The “mystery deepens,” therefore, Live Science says. “Matter and antimatter appear to be perfect mirror images of each other as far as anyone can see, scientists have discovered with unprecedented precision, foiling hope of solving the mystery as to why there is far more matter than antimatter in the universe.” Science Daily quotes the frustration of Ulmer at the result of finding no variance in the charge-parity-time (CPT) symmetry of the particles :

This is an important issue,” says Stefan Ulmer, who led the research, “because it helps us to understand why we live in a universe that has practically no antimatter, despite the fact that the Big Bang must have led to the creation of both. If we had found violations of CPT, it would mean that matter and antimatter might have different properties — for example that antiprotons might decay faster than protons — but we have found within quite strict limits that the charge-to-mass ratios are the same.

Thus “one of the most intriguing questions in physics” remains unexplained, Klaus Jungmann says in the review article. Surely a nearly equivalent amount of antimatter must have existed at the big bang, in the view of big bang cosmologists. Since the universe of matter we see today constitutes only 4% of mass-energy when theoretical dark matter and dark energy are considered, it implies that modern physicists and cosmologists only have a handle on 2% of reality.

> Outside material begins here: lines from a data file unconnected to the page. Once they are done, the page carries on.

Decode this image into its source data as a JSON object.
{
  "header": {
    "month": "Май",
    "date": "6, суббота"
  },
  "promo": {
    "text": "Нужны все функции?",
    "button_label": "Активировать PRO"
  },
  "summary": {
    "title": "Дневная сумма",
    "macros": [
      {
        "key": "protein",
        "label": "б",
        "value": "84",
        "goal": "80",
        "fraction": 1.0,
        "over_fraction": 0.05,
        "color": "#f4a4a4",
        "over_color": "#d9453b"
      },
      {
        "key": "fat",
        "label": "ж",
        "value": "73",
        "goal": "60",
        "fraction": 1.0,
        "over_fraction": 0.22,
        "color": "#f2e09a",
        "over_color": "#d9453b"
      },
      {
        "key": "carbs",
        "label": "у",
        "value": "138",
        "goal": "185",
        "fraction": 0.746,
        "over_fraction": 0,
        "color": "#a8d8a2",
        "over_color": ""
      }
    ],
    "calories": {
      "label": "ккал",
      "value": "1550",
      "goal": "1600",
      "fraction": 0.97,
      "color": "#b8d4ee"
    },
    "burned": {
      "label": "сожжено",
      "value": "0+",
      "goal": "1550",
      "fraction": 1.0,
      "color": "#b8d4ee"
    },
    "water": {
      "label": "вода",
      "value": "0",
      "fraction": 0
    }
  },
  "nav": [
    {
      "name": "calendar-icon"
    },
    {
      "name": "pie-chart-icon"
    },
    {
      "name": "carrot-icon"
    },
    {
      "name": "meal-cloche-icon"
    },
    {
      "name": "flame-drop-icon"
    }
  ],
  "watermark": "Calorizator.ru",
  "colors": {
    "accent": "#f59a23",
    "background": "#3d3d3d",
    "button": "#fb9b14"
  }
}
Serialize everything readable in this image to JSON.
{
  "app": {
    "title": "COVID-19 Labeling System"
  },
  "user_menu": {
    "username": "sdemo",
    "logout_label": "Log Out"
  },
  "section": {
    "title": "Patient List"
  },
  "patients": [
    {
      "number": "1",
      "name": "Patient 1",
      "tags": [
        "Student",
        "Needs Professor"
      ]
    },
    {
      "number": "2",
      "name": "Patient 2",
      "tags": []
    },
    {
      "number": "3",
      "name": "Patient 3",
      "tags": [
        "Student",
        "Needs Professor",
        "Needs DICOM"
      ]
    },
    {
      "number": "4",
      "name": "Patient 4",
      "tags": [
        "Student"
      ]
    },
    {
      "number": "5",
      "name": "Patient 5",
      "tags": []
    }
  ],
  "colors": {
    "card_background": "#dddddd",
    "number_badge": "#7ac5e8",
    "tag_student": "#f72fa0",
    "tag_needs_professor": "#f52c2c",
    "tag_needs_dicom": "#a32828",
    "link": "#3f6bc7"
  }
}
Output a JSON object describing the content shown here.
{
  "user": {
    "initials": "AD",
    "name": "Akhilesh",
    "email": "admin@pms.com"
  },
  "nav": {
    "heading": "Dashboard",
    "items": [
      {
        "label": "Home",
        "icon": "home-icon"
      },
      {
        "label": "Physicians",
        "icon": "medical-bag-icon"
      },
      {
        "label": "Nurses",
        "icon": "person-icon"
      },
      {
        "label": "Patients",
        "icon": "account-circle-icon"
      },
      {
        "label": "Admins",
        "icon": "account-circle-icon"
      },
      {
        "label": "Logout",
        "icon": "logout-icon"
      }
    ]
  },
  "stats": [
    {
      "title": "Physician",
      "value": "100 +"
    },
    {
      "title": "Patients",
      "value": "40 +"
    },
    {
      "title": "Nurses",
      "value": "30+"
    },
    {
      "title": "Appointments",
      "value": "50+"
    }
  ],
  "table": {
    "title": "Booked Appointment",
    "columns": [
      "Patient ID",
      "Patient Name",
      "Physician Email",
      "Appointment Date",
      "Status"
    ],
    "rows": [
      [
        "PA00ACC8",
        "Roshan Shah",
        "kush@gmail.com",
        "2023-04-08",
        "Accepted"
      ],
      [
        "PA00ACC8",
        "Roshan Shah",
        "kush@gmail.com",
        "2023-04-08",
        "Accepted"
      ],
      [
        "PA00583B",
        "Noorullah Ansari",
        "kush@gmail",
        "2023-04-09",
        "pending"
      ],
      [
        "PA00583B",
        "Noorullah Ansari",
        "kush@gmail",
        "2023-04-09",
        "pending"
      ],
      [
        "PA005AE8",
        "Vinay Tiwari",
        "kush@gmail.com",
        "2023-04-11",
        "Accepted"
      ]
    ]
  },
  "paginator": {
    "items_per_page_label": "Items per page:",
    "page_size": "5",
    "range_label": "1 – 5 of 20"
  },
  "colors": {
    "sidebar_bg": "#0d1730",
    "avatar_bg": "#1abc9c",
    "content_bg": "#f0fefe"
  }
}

Is this evidence for intelligent design? Look at what Jungmann says:

Symmetries have a central role in physics. A symmetry that holds across the Universe is an indication that a conservation law is at work. For example, adjusting a clock by an arbitrary time interval leaves all physical processes completely unaffected. A consequence of this is that energy can neither be created nor destroyed. But, when a symmetry is violated or a quantity is not conserved, a symmetry-breaking process must be at work.

There does not appear to be any physical process that can account for the matter-antimatter asymmetry in the universe. A designer of a habitable universe, however, would know that a mix of matter and antimatter would make the universe uninhabitable (e.g., don’t shake hands with your anti-self), unless the antimatter were somehow segregated from the matter. Observing that kind of segregation, though, would violate the Cosmological Principle and amount to further evidence for design.

This materialist conundrum has been around for decades, and shows no sign of resolution. It’s similar to the chirality asymmetry in biomolecules that has no material explanation. There is cause (a “symmetry-breaking process”) that can account for these asymmetries, though, and that cause is intelligence. Why not infer that the thing that “must be at work” is not just a process, but a Person?

Some will cry “God of the gaps” at this suggestion. It is true that future work may uncover physical mechanisms for these phenomena. But how long do we have to wait? These mysteries have gone on for nearly a century now. Eventually, the alchemists had to change their paradigm, didn’t they? And what if the gaps keep getting wider over time? These articles do not give us confidence that physicists and cosmologists are converging on natural explanations, if the “best physical theory we have” cannot account for this long-standing mystery, is clueless about dark matter and dark energy, and needs 30 free parameters to work at all (see Best-in-Field Fallacy).

At some point, we must logically conclude that “materialism of the gaps” is just as vulnerable to criticism as its converse. There is a positive argument for design that is not a gap argument. It says that from our uniform experience, we know of a cause that can separate out particles that in all respects are equivalent, especially when the result of the separation provides a function, such as habitability. That cause is intelligence. It’s interesting that we see that in Genesis 1:3, when God, by design, “divided the light from the darkness.” It sounds surprisingly prescient. Moses could not have known the significance of this statement. It suggests that it was revealed to him by the omniscient, omnipotent Creator.

To appreciate the sheer emptiness of naturalistic theories about antimatter, watch this short video from Fermilab on YouTube. So much for the experts. The God hypothesis excels over their understanding like Something exceeds Nothing.